With up to 70% of capacity shut down, farmers have faced an impossible dilemma::

  • They either stop buying fertilizer, and see their crop yields drop
  • Or they buy what they can afford and hope their customers can afford the higher prices

As a result, food and cereal prices have soared, as the Food & Agriculture Organisation charts show:

  • Food prices reached a record 160 level last year, and are still equal to previous all-time high levels
  • Cereal prices have seen the same effect, reaching a record 174 level, and are also equal to previous all-time highs

Everyone around the world is being affected by the problems. But it hasn’t been really noticed until recently, as fertilizer is used for next year’s crop.

But now it is being noticed, as food prices stay high in the shop, and consumers start to cut back.  As the chart shows:

  • The EU index – most affected by Ukraine – has risen from 100 to 150
  • The US food price index has also been impacted, rising from 280 to 320
  • Even the Japanese index has risen from below 100 to around 115

And, of course, the problems are not over. Natural gas supplies are still reduced in Europe and prices have recently spiked again to €55 MWh ($16/MMBTU).

With interest rates and energy prices still rising, consumers in the West – particularly poorer ones – face a major risk. Can they afford to heat their home over the winter and feed their family?

In the UK, for example, the use of food banks is soaring. One charity expects to provide 1m free food parcels between December and February next year:

One in seven people in the UK face hunger because they don’t have enough money to live on.”

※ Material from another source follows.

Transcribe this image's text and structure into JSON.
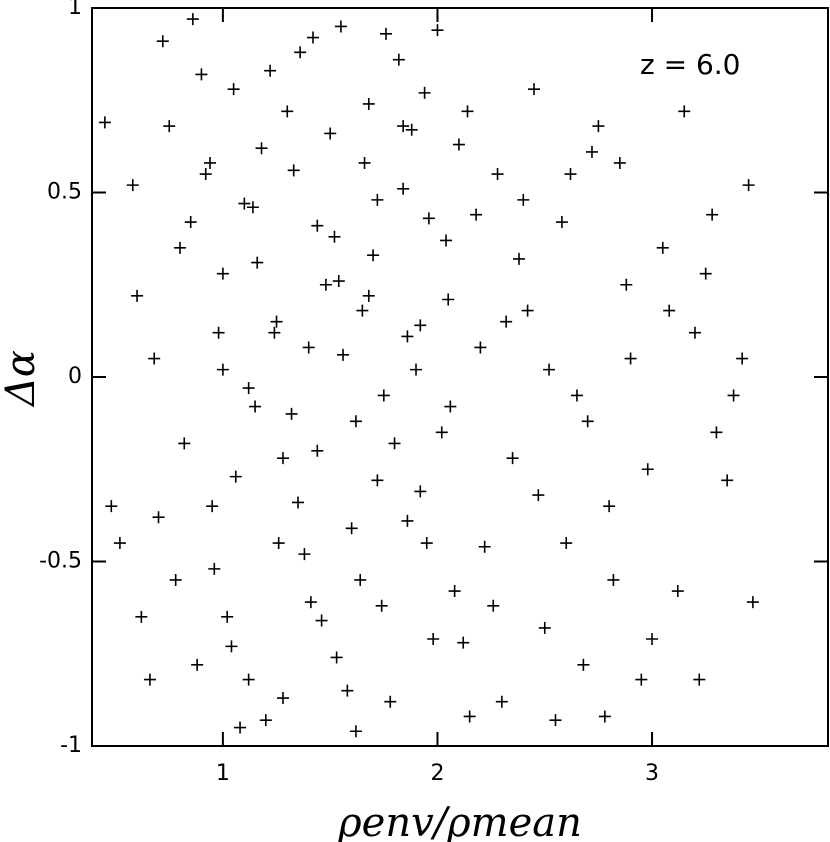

People in poorer countries such as Nigeria are already facing this dilemma, as the New York Times adds:

“Since February 2022, the price of fertilizer has more than doubled in Nigeria and 13 other countries…a sense of bewilderment is palpable alongside desperation.

“Farmers are shifting from growing staples like rice and corn to less valuable crops like soybeans and peanuts, which require less fertilizer. Thieves are stealing harvests. Wives are leaving husbands and returning to families with greater access to food. Parents are pulling children out of school for a lack of tuition money. Upward mobility has yielded to the imperative to hang on.”

Unfortunately, the problems look set to get worse rather than better. And the oil price rise caused by the Israel/Gaza crisis adds to the risks caused by the Ukraine invasion. A difficult winter, and 2024, lie ahead.